Arians is allergic to coachspeak. He’s notorious for letting it rip.

He once torched an officiating blunder as “FUBAR,” and savagely shredded the Rams — a division rival when he coached the Cardinals — after a win by saying, “I love it when nobody says you have a chance to win. There is an 11-3 team, and a team that is always 8-8. You figure it out.”

He has not mellowed whatsoever. Arians hasn’t hesitated to criticize Brady, especially when his slump was a reason the Bucs slid to 7-5 at the end of November, and there’s little doubt he’ll do it again if needed.

“I don’t think about it — I just answer questions honestly,” Arians said. “I really don’t know any other way.

“He wants to be coached hard . . . He knew what he was getting into when he joined this one.”

The Chiefs are more of a quirky sitcom, but just as compelling. They were in the two highest-rated games of the regular season, by the way.

Their lead, Patrick Mahomes, is one of the most unusual star quarterbacks we’ve ever seen. He throws from more arm angles than Brett Favre and somehow is incredibly elusive despite being a tad on the round side (one of his nicknames in college was “Fatrick”). He can do it all.

No matter how bleak it looks, he’s never out of it and never looks the least bit harried. While third-and-longs for the Bears are little more than preludes to punts, Mahomes just smirks like Jim Halpert. He and the Chiefs overcame double-digit deficits to win by double digits in all three of their playoff games last season, including a rally from 10 down with under 10 minutes to play in the Super Bowl against the 49ers.

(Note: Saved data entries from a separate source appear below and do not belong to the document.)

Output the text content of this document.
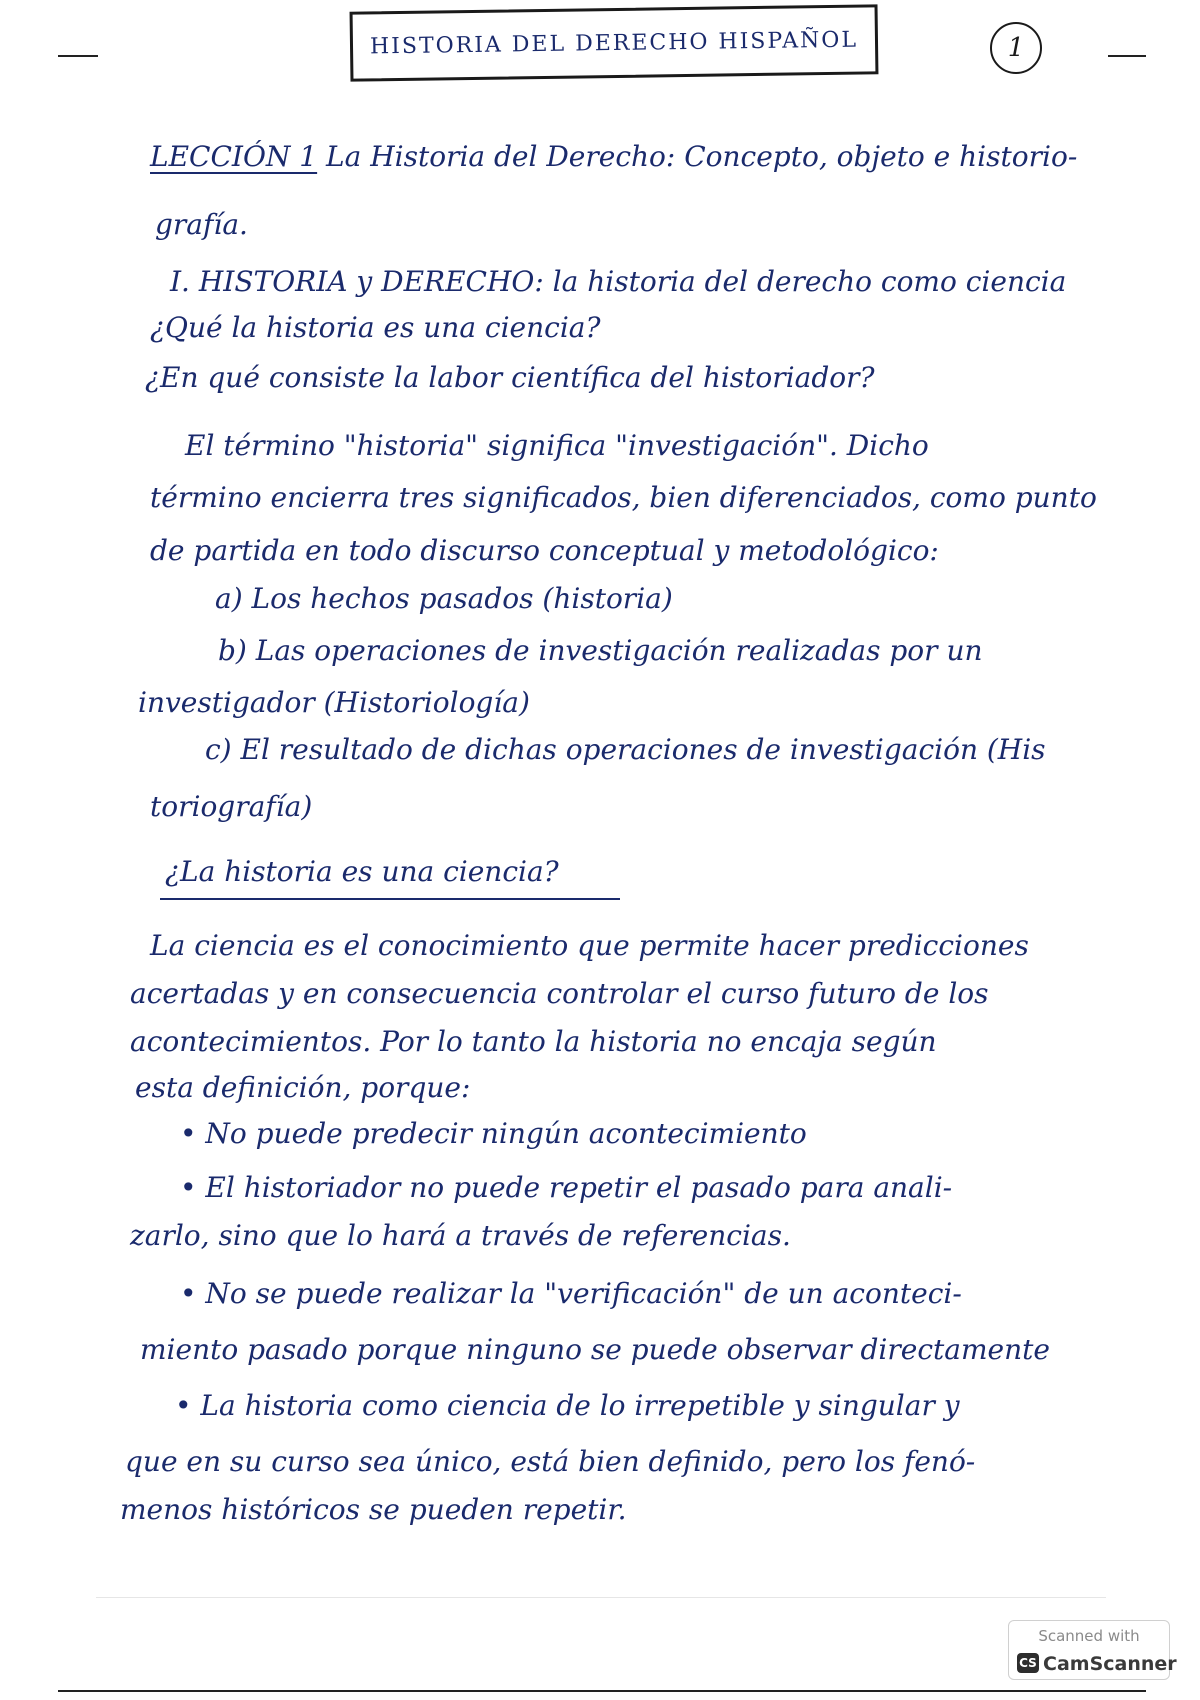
HISTORIA DEL DERECHO HISPAÑOL	1
LECCIÓN 1 La Historia del Derecho: Concepto, objeto e historio-
grafía.
I. HISTORIA y DERECHO: la historia del derecho como ciencia
¿Qué la historia es una ciencia?
¿En qué consiste la labor científica del historiador?
El término "historia" significa "investigación". Dicho
término encierra tres significados, bien diferenciados, como punto
de partida en todo discurso conceptual y metodológico:
a) Los hechos pasados (historia)
b) Las operaciones de investigación realizadas por un
investigador (Historiología)
c) El resultado de dichas operaciones de investigación (His
toriografía)
¿La historia es una ciencia?
La ciencia es el conocimiento que permite hacer predicciones
acertadas y en consecuencia controlar el curso futuro de los
acontecimientos. Por lo tanto la historia no encaja según
esta definición, porque:
• No puede predecir ningún acontecimiento
• El historiador no puede repetir el pasado para anali-
zarlo, sino que lo hará a través de referencias.
• No se puede realizar la "verificación" de un aconteci-
miento pasado porque ninguno se puede observar directamente
• La historia como ciencia de lo irrepetible y singular y
que en su curso sea único, está bien definido, pero los fenó-
menos históricos se pueden repetir.
Scanned with
CS CamScanner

The potential for that type of surge must be a blast to watch every week in Kansas City. It’s also a blast to coach.

Andy Reid has had good quarterbacks in his 22 seasons as a head coach, but never one who has fully unlocked his creativity like Mahomes and this incredible cast of skill players. Tight end Travis Kelce might go down as the best pass catcher at his position, and wide receiver Tyreek Hill looks nearly untouchable at a top speed of 22 miles per hour.

With pieces like that, Reid has limitless possibilities and a wide margin for error. It is basically the exact opposite of the Bears’ offense, which needs virtually everything to go perfectly merely to break 20 points.

Reid is well aware of that luxury, too. How else could he have the audacity to call a trick play on fourth-and-one in the Super Bowl last year that called for four players in the backfield to do a last-second spin move and send a direct snap to the running back?

This is the kind of action and quick-wittedness everyone wants in a Super Bowl, and it’s dramatically different from what we normally watch on Sundays.